Barclay wanted expedited process

Last week the DDRB chairman Christopher Pilgrim set out his concerns over the delay of the DHSC’s written evidence submission for the 2023 pay round.

He noted that Barclay had previously said it was important the timetable was brought back to normal, and that he was hoping to expedite the process as much as possible this year, and that he would “welcome receiving the report” in April 2023.

Therefore, the DDRB set a deadline for written evidence of 11 January.

“Almost all parties submitted their written evidence by or shortly after this date,” Pilgrim wrote.

“However, it is now three weeks since that deadline, and we have still yet to receive written evidence from your department. We have also yet to receive a clear indication of when your written evidence will be forthcoming.”

 

‘Programme will be compromised’

Pilgrim added that he was “increasingly concerned” that delays to written evidence would affect when the body could submit its report and recommendations, and warned Barclay was compromising the process.

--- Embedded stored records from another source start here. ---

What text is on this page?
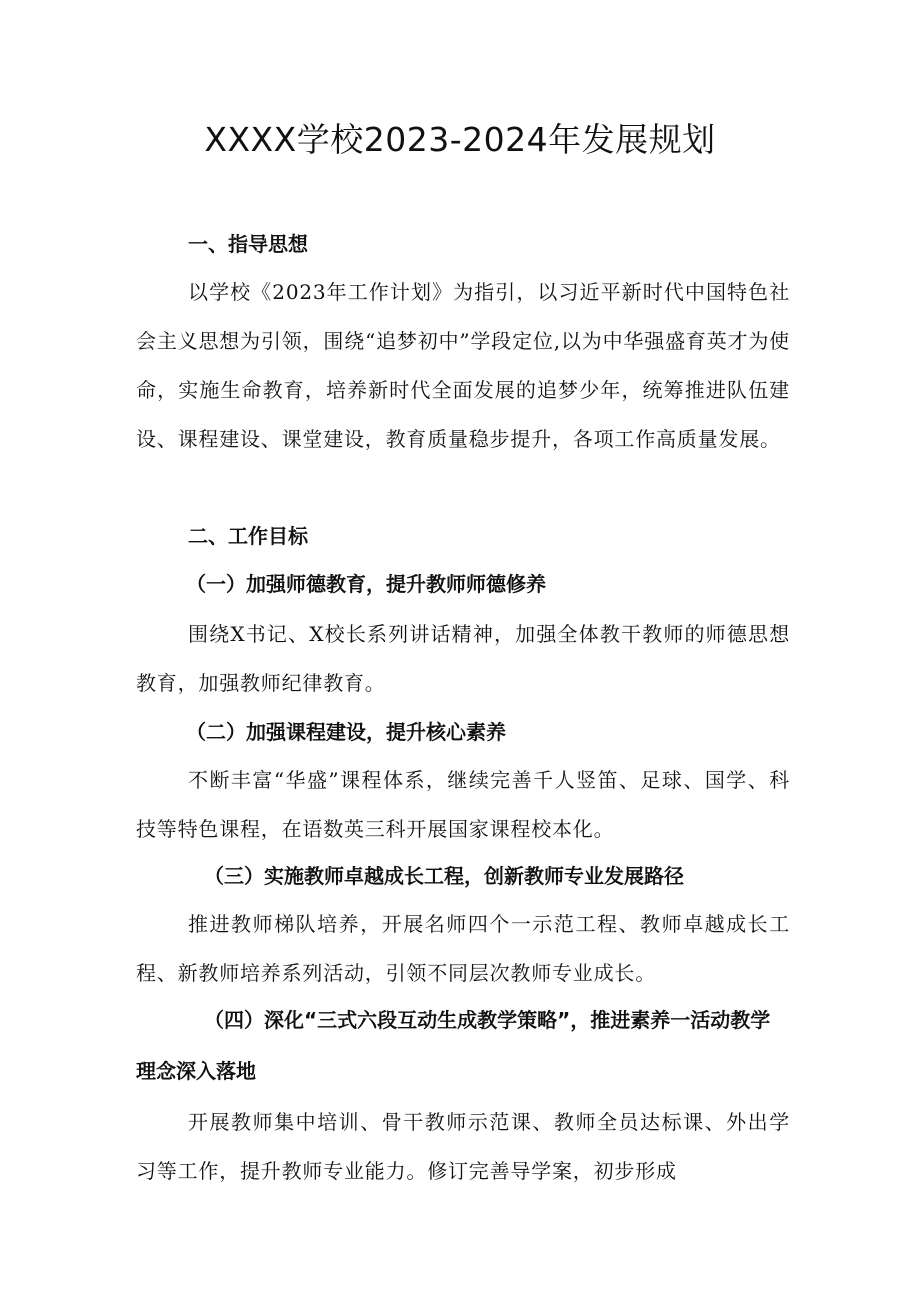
XXXX学校2023-2024年发展规划
一、指导思想

以学校《2023年工作计划》为指引，以习近平新时代中国特色社会主义思想为引领，围绕“追梦初中”学段定位,以为中华强盛育英才为使命，实施生命教育，培养新时代全面发展的追梦少年，统筹推进队伍建设、课程建设、课堂建设，教育质量稳步提升，各项工作高质量发展。

二、工作目标
（一）加强师德教育，提升教师师德修养

围绕X书记、X校长系列讲话精神，加强全体教干教师的师德思想教育，加强教师纪律教育。

（二）加强课程建设，提升核心素养

不断丰富“华盛”课程体系，继续完善千人竖笛、足球、国学、科技等特色课程，在语数英三科开展国家课程校本化。

（三）实施教师卓越成长工程，创新教师专业发展路径

推进教师梯队培养，开展名师四个一示范工程、教师卓越成长工程、新教师培养系列活动，引领不同层次教师专业成长。

（四）深化“三式六段互动生成教学策略”，推进素养一活动教学理念深入落地

开展教师集中培训、骨干教师示范课、教师全员达标课、外出学习等工作，提升教师专业能力。修订完善导学案，初步形成
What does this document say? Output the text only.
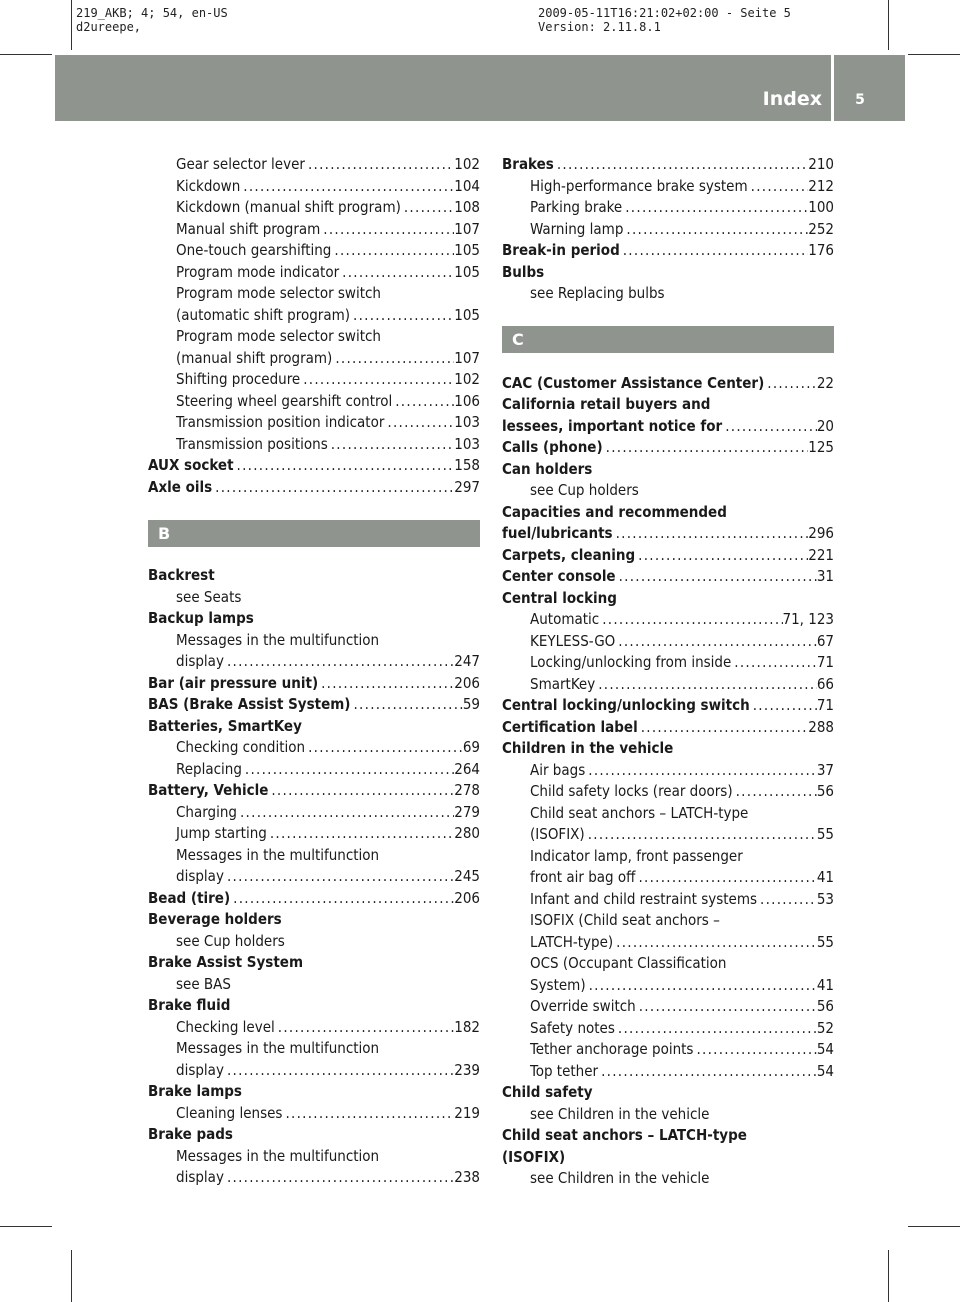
219_AKB; 4; 54, en-US
d2ureepe,
2009-05-11T16:21:02+02:00 - Seite 5
Version: 2.11.8.1
Index	5
Gear selector lever . . .	102
Kickdown . . .	104
Kickdown (manual shift program) . . .	108
Manual shift program . . .	107
One-touch gearshifting . . .	105
Program mode indicator . . .	105
Program mode selector switch
(automatic shift program) . . .	105
Program mode selector switch
(manual shift program) . . .	107
Shifting procedure . . .	102
Steering wheel gearshift control . . .	106
Transmission position indicator . . .	103
Transmission positions . . .	103
AUX socket . . .	158
Axle oils . . .	297
B
Backrest
see Seats
Backup lamps
Messages in the multifunction
display . . .	247
Bar (air pressure unit) . . .	206
BAS (Brake Assist System) . . .	59
Batteries, SmartKey
Checking condition . . .	69
Replacing . . .	264
Battery, Vehicle . . .	278
Charging . . .	279
Jump starting . . .	280
Messages in the multifunction
display . . .	245
Bead (tire) . . .	206
Beverage holders
see Cup holders
Brake Assist System
see BAS
Brake fluid
Checking level . . .	182
Messages in the multifunction
display . . .	239
Brake lamps
Cleaning lenses . . .	219
Brake pads
Messages in the multifunction
display . . .	238
Brakes . . .	210
High-performance brake system . . .	212
Parking brake . . .	100
Warning lamp . . .	252
Break-in period . . .	176
Bulbs
see Replacing bulbs
C
CAC (Customer Assistance Center) . . .	22
California retail buyers and
lessees, important notice for . . .	20
Calls (phone) . . .	125
Can holders
see Cup holders
Capacities and recommended
fuel/lubricants . . .	296
Carpets, cleaning . . .	221
Center console . . .	31
Central locking
Automatic . . .	71, 123
KEYLESS-GO . . .	67
Locking/unlocking from inside . . .	71
SmartKey . . .	66
Central locking/unlocking switch . . .	71
Certification label . . .	288
Children in the vehicle
Air bags . . .	37
Child safety locks (rear doors) . . .	56
Child seat anchors – LATCH-type
(ISOFIX) . . .	55
Indicator lamp, front passenger
front air bag off . . .	41
Infant and child restraint systems . . .	53
ISOFIX (Child seat anchors –
LATCH-type) . . .	55
OCS (Occupant Classification
System) . . .	41
Override switch . . .	56
Safety notes . . .	52
Tether anchorage points . . .	54
Top tether . . .	54
Child safety
see Children in the vehicle
Child seat anchors – LATCH-type
(ISOFIX)
see Children in the vehicle
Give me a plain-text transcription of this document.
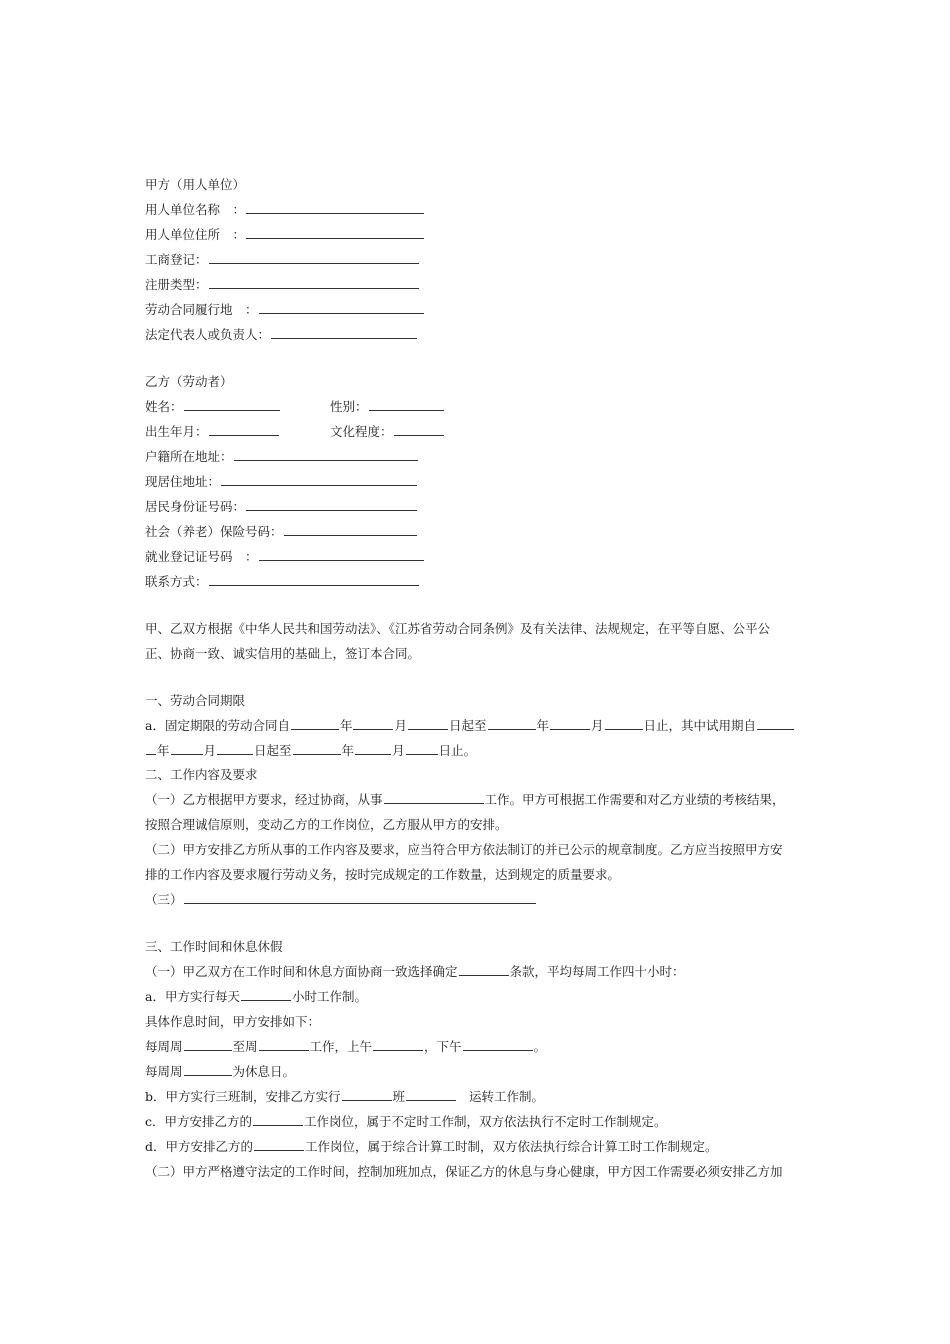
甲方（用人单位）
用人单位名称　：
用人单位住所　：
工商登记：
注册类型：
劳动合同履行地　：
法定代表人或负责人：
乙方（劳动者）
姓名：	性别：
出生年月：	文化程度：
户籍所在地址：
现居住地址：
居民身份证号码：
社会（养老）保险号码：
就业登记证号码　：
联系方式：
甲、乙双方根据《中华人民共和国劳动法》、《江苏省劳动合同条例》及有关法律、法规规定，在平等自愿、公平公
正、协商一致、诚实信用的基础上，签订本合同。
一、劳动合同期限
a．固定期限的劳动合同自	年	月	日起至	年	月	日止，其中试用期自
年	月	日起至	年	月	日止。
二、工作内容及要求
（一）乙方根据甲方要求，经过协商，从事	工作。甲方可根据工作需要和对乙方业绩的考核结果，
按照合理诚信原则，变动乙方的工作岗位，乙方服从甲方的安排。
（二）甲方安排乙方所从事的工作内容及要求，应当符合甲方依法制订的并已公示的规章制度。乙方应当按照甲方安
排的工作内容及要求履行劳动义务，按时完成规定的工作数量，达到规定的质量要求。
（三）
三、工作时间和休息休假
（一）甲乙双方在工作时间和休息方面协商一致选择确定	条款，平均每周工作四十小时：
a．甲方实行每天	小时工作制。
具体作息时间，甲方安排如下：
每周周	至周	工作，上午	，下午	。
每周周	为休息日。
b．甲方实行三班制，安排乙方实行	班	运转工作制。
c．甲方安排乙方的	工作岗位，属于不定时工作制，双方依法执行不定时工作制规定。
d．甲方安排乙方的	工作岗位，属于综合计算工时制，双方依法执行综合计算工时工作制规定。
（二）甲方严格遵守法定的工作时间，控制加班加点，保证乙方的休息与身心健康，甲方因工作需要必须安排乙方加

“We are now at the point where our programme of oral evidence will be compromised by the continued absence of written evidence from you,” he wrote.

“Sessions with some parties, including with your officials and ministerial colleagues, face being delayed.

“This will lead to our evidence-led process concluding later than was planned, and therefore to delays in the submission of our report to you and the other governments.

“Ultimately, hard-working members of our remit group may receive their pay uplift for 2023-24 later as a result of this.”

He concluded by urging Barclay “to submit evidence as soon as possible and without further delay”.